Nous pouvons en outre compter sur un bagage de plus en plus important de compétences techniques et d'expérience, y compris dans le domaine des sciences forensiques, pour améliorer nos méthodes de prévention et d'intervention. Le CICR s'emploie à mettre en place une communauté de pratique et, à travers son projet sur les « Personnes disparues », interagit avec des experts et des praticiens, des organisations internationales et non gouvernementales, des institutions nationales et des familles afin de recenser les meilleures pratiques, d'élaborer des recommandations techniques et de coordonner les efforts.


Pour nous, il est évident que la manière dont la question des personnes disparues est traitée pendant et après un conflit peut avoir une incidence sur l'ampleur du problème, ses répercussions sur les communautés et les relations futures entre les parties au conflit.

Il est fondamental que les cas de personnes disparues soient traités sans discrimination : ces personnes ainsi que leurs familles ne doivent pas être pas une monnaie d'échange.

J'exhorte les États Membres à adopter les quatre mesures suivantes, dans le cadre de la mise en œuvre de la résolution adoptée aujourd'hui et au-delà.

Premièrement, les États et les parties à un conflit armé doivent respecter et faire respecter le droit international humanitaire dans leurs opérations. Ils doivent défendre le droit des familles de savoir ; assurer la protection des civils ; faire en sorte que personne ne « disparaisse » lors d'un conflit armé, pendant les hostilités ou après son arrestation ; et veiller à ce que les morts soient pris en charge de manière méthodique et digne.

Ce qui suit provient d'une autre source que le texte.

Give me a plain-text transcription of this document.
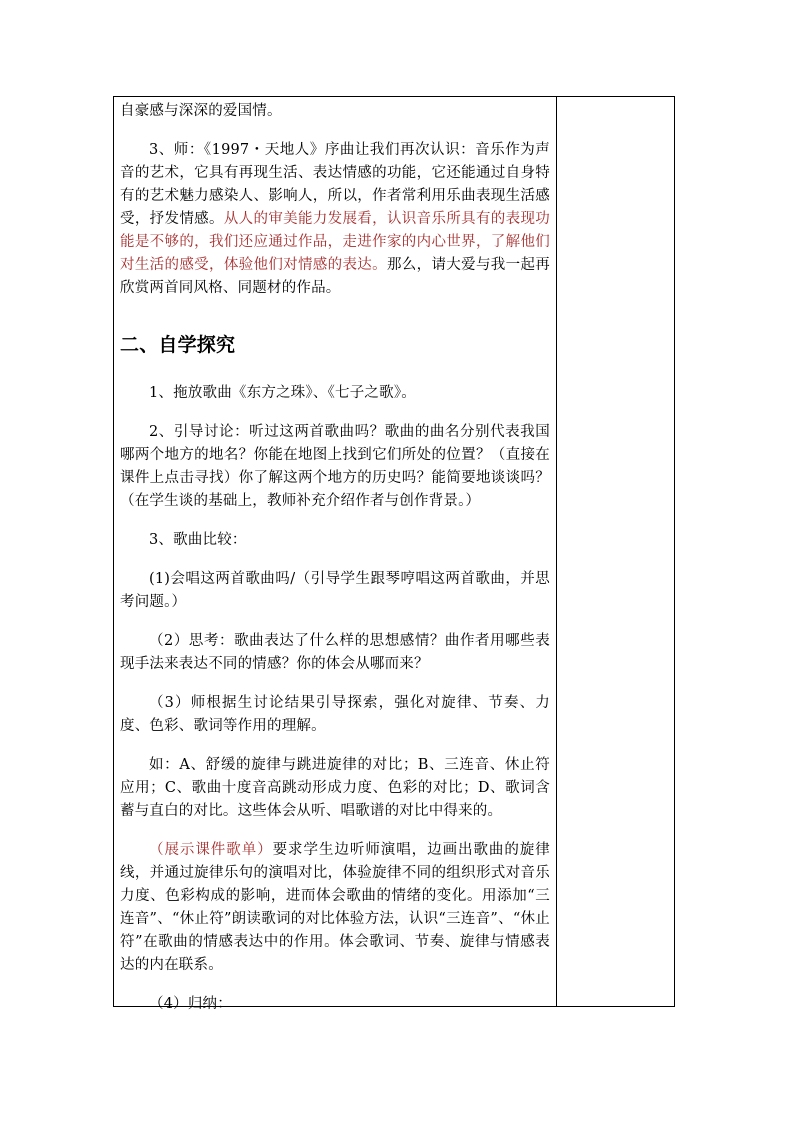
自豪感与深深的爱国情。

3、师：《1997・天地人》序曲让我们再次认识：音乐作为声音的艺术，它具有再现生活、表达情感的功能，它还能通过自身特有的艺术魅力感染人、影响人，所以，作者常利用乐曲表现生活感受，抒发情感。从人的审美能力发展看，认识音乐所具有的表现功能是不够的，我们还应通过作品，走进作家的内心世界，了解他们对生活的感受，体验他们对情感的表达。那么，请大爱与我一起再欣赏两首同风格、同题材的作品。

二、自学探究

1、拖放歌曲《东方之珠》、《七子之歌》。

2、引导讨论：听过这两首歌曲吗？歌曲的曲名分别代表我国哪两个地方的地名？你能在地图上找到它们所处的位置？（直接在课件上点击寻找）你了解这两个地方的历史吗？能简要地谈谈吗？（在学生谈的基础上，教师补充介绍作者与创作背景。）

3、歌曲比较：

(1)会唱这两首歌曲吗/（引导学生跟琴哼唱这两首歌曲，并思考问题。）

（2）思考：歌曲表达了什么样的思想感情？曲作者用哪些表现手法来表达不同的情感？你的体会从哪而来？

（3）师根据生讨论结果引导探索，强化对旋律、节奏、力度、色彩、歌词等作用的理解。

如：A、舒缓的旋律与跳进旋律的对比；B、三连音、休止符应用；C、歌曲十度音高跳动形成力度、色彩的对比；D、歌词含蓄与直白的对比。这些体会从听、唱歌谱的对比中得来的。

（展示课件歌单）要求学生边听师演唱，边画出歌曲的旋律线，并通过旋律乐句的演唱对比，体验旋律不同的组织形式对音乐力度、色彩构成的影响，进而体会歌曲的情绪的变化。用添加“三连音”、“休止符”朗读歌词的对比体验方法，认识“三连音”、“休止符”在歌曲的情感表达中的作用。体会歌词、节奏、旋律与情感表达的内在联系。

（4）归纳：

En particulier, nous demandons aux parties à un conflit de permettre au CICR d'accéder aux lieux de détention et de faciliter les contacts familiaux. Cette mesure importante contribuerait grandement à empêcher que des détenus disparaissent.

Deuxièmement, les États doivent mettre en place des mesures préventives. Si l'on n'agit pas de manière précoce, le travail de recherche pour retrouver une personne disparue n'en devient que plus considérable, de même que la douleur des familles et le soutien qui sera nécessaire pour répondre à leurs besoins.

Les obligations ne commencent pas après la fin des hostilités.

Troisièmement, la question des personnes disparues doit être avant tout une question humanitaire et doit être dissociée de tout intérêt politique et tout processus d'établissement des responsabilités.


Les États doivent traiter les cas de personnes disparues sans discrimination.

Trop souvent, nous assistons à une manipulation politique de cette question, ou constatons que les familles d'anciens ennemis sont stigmatisées ou privées de ce service.

Enfin, les États doivent soutenir une action humanitaire professionnelle, neutre et impartiale sur la question des personnes disparues.

Par le biais de vos experts techniques et de vos institutions, vous pouvez vous joindre au CICR et aux autres organisations locales et internationales pour soutenir la création d'une communauté de pratique mondiale ainsi que l'élaboration de normes techniques et de recommandations universellement reconnues.

Il est urgent que tous les acteurs fassent preuve d'une volonté politique et d'une détermination plus fortes en vue de respecter leurs obligations concernant les personnes disparues. Nous demandons aux États d'assumer leurs responsabilités et de prendre les mesures nécessaires pour relever ce défi humanitaire crucial et pourtant largement négligé.